「中小企業経営者の悩みを解決する」、SAP Business Oneローンチイベント

東京国際フォーラムで行われているSAPジャパンの年次ユーザーカンファレンス「SAP SAPPHIRE '04」の2日目、今回の発表の目玉となった中小企業向けのERP「SAP Business Oneのローンチイベントがメインホールで開催された

» 2004年06月18日 18時55分 公開
[怒賀新也,ITmedia]

 東京国際フォーラムで行われているSAPジャパンの年次ユーザーカンファレンス「SAP SAPPHIRE '04」の2日目、今回の発表の目玉として前日に発表された中小企業向けのERP「SAP Business One」(関連記事)のローンチイベントがメインホールで開催された。「外国産パッケージ」のイメージを避けて日本市場への浸透を図るためか、副社長の関谷泰朗氏が自らハッピを着て登場、日本太鼓の迫力ある演奏で会場を沸かせた。

Business Oneパートナーの代表者とともにハッピを着て壇上に上る関谷氏

 Business Oneの開発に関わったSAP AGバイスプレジデント、SMBグローバルフィールドオペレーションズのハンス―ユルゲン ウーヒンク氏は壇上で、「Business Oneはシンプルかつパワフルなことが特徴。導入期間が非常に短く済むことも強み」と切り出した。

 同氏は、ハンガリーのブタペストで行われたユーザー会で、7ユーザーのシステムを3日間、また、50ユーザーのシステムを60日間など、短期間の導入例が多数あったことを紹介した。

 一方、SAPジャパンの関谷氏は、1992年10月の設立からこれまでの同社の足取りを振り返る。

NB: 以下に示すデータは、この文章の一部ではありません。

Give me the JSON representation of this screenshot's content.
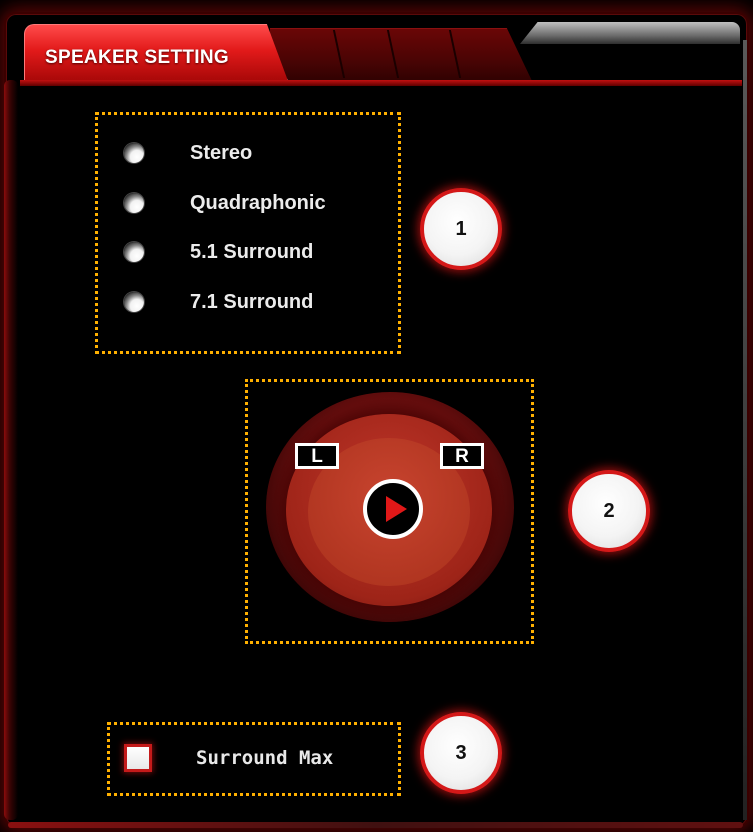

 「当時はERPではなく、BPRツールと呼ばれていた。既に大規模プロジェクトが多かっため、小規模プロジェクトのニーズに対応し切れていなかったことは事実」(同氏)

中小企業の経営者の悩み

 関谷氏は、中小企業の経営者が共通して持つ問題を、人、お金、成長の3つに分ける。

 ある製造業の工場では、「彼がいないと仕事が廻らない」という状況、つまり、業務が人に依存している状態が続いていたという。それを解決する手段は、「彼の仕事を細かく分解し、紙に書き留めること」だった。それ以来、業務を複数の人間で分担して処理することが可能になり、工場を安定して稼動できるようになった。

 「これがまさしく“システム”なのだ」(関谷氏)

 同イベントでアピールされたBusiness Oneの特徴は、mySAP Business Suiteおよび、中堅企業向けのmySAP All-In-Oneの両製品とのスムーズな連携が可能なこと。コード体系はABAPではなく、R/3の流れとは技術的には全く違うが、上位製品との接続性を確保したことで、例えば、mySAP Business Suiteを利用している大企業を親会社に持つ中小企業が、親会社とシステム連携をするといったニーズにも対応できる。また、CRM機能の搭載、開発キットが充実していることなども挙げられる。

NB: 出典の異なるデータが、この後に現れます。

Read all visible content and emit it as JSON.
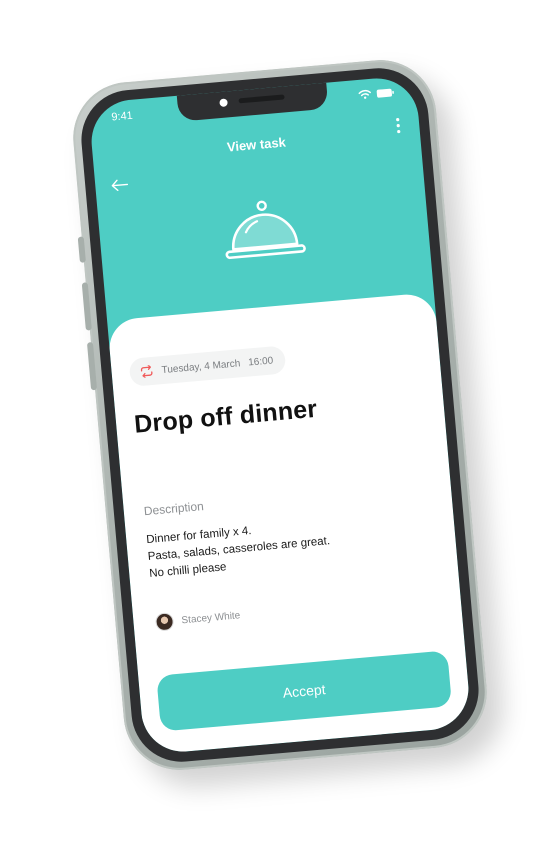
{
  "status_bar": {
    "time": "9:41"
  },
  "header": {
    "title": "View task",
    "back_icon": "arrow-left-icon",
    "more_icon": "more-vertical-icon",
    "hero_icon": "serving-cloche-icon"
  },
  "task": {
    "date": "Tuesday, 4 March",
    "time": "16:00",
    "repeat_icon": "repeat-icon",
    "title": "Drop off dinner",
    "description_label": "Description",
    "description_lines": [
      "Dinner for family x 4.",
      "Pasta, salads, casseroles are great.",
      "No chilli please"
    ],
    "author": "Stacey White"
  },
  "actions": {
    "accept_label": "Accept"
  },
  "colors": {
    "accent": "#4ecdc4",
    "repeat_icon": "#f05a5a",
    "frame": "#2e2f31",
    "phone_shell": "#aab2ae"
  }
}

 ただ、Business Oneの最大の特徴は価格という印象は強い。10ユーザーで280万円というモデル設定で考えても、コスト負担力に限界のある中小企業も導入しやすいと言っていい。また、100%パートナー経由で販売するチャネルモデルには、「企業にいつも出入りしているシステムインテグレータがシステム化を提案するのが最もいい」という考えかたもあるとしている。

 イベントの最後に、Business Oneの日本でのファーストユーザーとして、コムウェアの小松良和氏が壇上に上った。

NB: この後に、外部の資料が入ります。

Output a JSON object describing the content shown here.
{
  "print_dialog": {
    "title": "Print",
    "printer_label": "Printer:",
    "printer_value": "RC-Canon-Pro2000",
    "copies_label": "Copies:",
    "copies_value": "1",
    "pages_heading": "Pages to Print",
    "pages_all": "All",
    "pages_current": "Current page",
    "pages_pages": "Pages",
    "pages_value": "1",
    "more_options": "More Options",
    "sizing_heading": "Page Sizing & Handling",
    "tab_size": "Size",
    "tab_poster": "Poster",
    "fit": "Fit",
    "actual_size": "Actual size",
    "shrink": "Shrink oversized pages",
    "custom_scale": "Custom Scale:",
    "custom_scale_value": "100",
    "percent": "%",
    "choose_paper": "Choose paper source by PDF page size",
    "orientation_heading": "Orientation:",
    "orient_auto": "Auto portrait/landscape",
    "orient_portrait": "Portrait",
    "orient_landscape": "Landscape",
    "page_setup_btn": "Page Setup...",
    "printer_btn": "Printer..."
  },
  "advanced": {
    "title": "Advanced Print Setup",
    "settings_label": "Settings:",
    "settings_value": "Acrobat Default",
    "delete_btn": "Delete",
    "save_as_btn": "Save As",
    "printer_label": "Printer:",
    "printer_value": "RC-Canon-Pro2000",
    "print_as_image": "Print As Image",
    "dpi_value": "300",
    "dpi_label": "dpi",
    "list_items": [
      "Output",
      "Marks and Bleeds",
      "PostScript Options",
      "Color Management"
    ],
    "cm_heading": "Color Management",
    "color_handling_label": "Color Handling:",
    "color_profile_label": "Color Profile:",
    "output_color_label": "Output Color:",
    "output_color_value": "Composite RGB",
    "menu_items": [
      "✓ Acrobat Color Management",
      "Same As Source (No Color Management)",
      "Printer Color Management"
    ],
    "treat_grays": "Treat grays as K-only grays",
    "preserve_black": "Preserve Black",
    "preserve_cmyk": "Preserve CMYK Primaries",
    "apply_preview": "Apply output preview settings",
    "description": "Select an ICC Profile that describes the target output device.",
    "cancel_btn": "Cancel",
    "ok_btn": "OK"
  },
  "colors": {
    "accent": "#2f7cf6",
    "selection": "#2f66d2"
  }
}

 「ビジネスの拡大局面で業務処理に限界が出ていたときに、SAPの営業担当者からBusiness Oneを紹介された。導入が極めて簡単だったこと、レポーティングが充実していたことを評価している。不安もあったが、サポート体制など、SAPの意気込みを確認して、導入を決めた。」(同氏)

 Business Oneの登場により、「中堅」というよりは「中小」の市場において、既に幅広く利用されている国産の業務アプリケーションを交えた激しい顧客争奪戦が勃発しそうだ。

 業務のシステム化という流れは中小企業にとっても避けられない。導入を検討する企業は、市場競争を観察し、より効率的な製品を選択することが必要になる。

パートナーを代表してスピーチした菱化システムの高木健氏は、英語版を見たときはピンと来なかったが「日本語版を見て感激した」という。ハンス氏もハッピ姿になった。